Если все клетки были задуманы прежде всего как вместилище той самой генетической формулы, то что они есть — не только все тождественные индивиды, но и все клетки того самого индивида, — как не раковое распространение этой базовой формулы? Метастаз, который начался на уровне промышленной продукции, закончился на уровне клеточной организации. Бесполезно спрашивать себя, является ли рак болезнью капиталистической эры. Именно болезнь руководит на самом деле всей современной патологией, потому что она - сама форма вирулентности кода: крайняя избыточность тех же сигналов, крайняя избыточность тех же клеток.

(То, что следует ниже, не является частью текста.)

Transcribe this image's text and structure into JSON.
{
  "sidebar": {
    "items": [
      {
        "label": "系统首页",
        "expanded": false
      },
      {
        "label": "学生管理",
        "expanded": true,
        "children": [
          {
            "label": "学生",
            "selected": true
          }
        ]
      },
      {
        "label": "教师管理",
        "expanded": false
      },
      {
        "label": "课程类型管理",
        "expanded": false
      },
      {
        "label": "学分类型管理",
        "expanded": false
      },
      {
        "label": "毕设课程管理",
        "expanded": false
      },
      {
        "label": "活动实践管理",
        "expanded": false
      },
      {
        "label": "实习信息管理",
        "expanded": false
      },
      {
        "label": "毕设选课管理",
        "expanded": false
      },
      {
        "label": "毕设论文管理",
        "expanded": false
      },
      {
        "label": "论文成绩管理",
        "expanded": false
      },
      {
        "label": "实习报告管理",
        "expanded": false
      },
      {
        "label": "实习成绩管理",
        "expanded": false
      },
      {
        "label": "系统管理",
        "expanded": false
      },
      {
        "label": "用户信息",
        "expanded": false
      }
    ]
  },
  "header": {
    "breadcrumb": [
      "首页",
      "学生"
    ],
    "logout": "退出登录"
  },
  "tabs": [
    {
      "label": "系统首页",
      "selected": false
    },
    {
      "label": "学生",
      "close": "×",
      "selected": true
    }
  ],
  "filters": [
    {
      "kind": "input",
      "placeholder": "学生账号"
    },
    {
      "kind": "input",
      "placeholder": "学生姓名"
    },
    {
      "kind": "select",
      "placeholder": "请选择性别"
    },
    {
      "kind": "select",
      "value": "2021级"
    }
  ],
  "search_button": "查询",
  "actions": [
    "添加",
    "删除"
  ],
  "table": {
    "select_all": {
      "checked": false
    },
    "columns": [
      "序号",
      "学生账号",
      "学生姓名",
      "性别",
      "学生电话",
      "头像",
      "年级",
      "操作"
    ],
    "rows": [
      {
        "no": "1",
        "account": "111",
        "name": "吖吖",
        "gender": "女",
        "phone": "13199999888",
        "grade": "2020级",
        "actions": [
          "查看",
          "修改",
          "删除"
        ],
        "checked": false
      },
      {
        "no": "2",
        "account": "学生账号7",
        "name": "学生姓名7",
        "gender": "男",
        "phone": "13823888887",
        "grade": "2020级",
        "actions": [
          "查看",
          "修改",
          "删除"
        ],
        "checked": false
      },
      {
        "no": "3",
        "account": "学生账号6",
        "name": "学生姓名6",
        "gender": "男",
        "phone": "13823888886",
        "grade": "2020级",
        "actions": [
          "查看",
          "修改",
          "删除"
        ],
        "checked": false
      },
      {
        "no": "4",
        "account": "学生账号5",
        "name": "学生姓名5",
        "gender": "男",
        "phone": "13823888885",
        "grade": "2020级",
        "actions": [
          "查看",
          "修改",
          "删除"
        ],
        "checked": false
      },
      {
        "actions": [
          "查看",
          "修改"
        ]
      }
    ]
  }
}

Вместе с необратимым технологическим "прогрессом" меняется сцена тела: когда мы движемся от загара на солнце, что уже соответствует искусственному использованию естественной среды, т.е. превращению этой среды в телесный протез (само тело становится симулированным, но где его истина?), - до загара в домашних условиях с помощью йодной лампы (это еще добрая старая механическая техника) — к загару с помощью таблеток и гормональных препаратов (химический протез, который проглатывается) — и, в заключение, к загару, полученному в результате вмешательства в генетическую формулу (стадия несравненно более продвинутая, но речь идет все же о протезе: просто он окончательно интегрирован, и при этом не задействованы ни поверхность, ни отверстия тела), мы имеем дело с различными типами тела. Метаморфозы испытывает вся общая схема. Традиционный протез, который предназначен для восстановления пораженного органа, ничего не меняет в общей модели тела. Пересаженные органы также принадлежат еще к этому порядку. Но что можно сказать о ментальном моделировании с помощью психотропных средств и наркотиков? Они изменяют саму сцену тела. Психотропное тело — это тело, смоделированное "изнутри", вне перспективного пространства репрезентации, зеркала и дискурса. Молчаливое, ментальное, уже молекулярное (и отнюдь не зеркальное) тело, испытывающее прямые метаболические превращения, без посредничества действия или взгляда, имманентное тело без изменений, без инсценировок, без трансцендентности, тело, обреченное на имплозивный метаболизм церебральных и эндокринных выделений, тело сенсорное, однако не чувствительное, в силу своей замкнутости исключительно на внутренних терминалах, а не на объектах перцепции (вот почему его можно запереть в "фиктивной", нулевой чувственности, достаточно лишь отсоединить его от его собственных сенсорных окончаний, не затрагивая окружающий мир), тело, уже однородное на этой стадии тактильной пластичности, ментальной гибкости, всестороннего психотропизма, уже близкое к ядерно-генетической манипуляции, то есть к абсолютной потере образа, тело, репрезентация которого невозможна ни для других, ни для него самого, тело, лишенное своего бытия и своего смысла вследствие превращения в генетическую форму или вследствие биохимической изменчивости: точка невозврата, апофеоз технологии, которая сама по себе стала интерстициальной и молекулярной.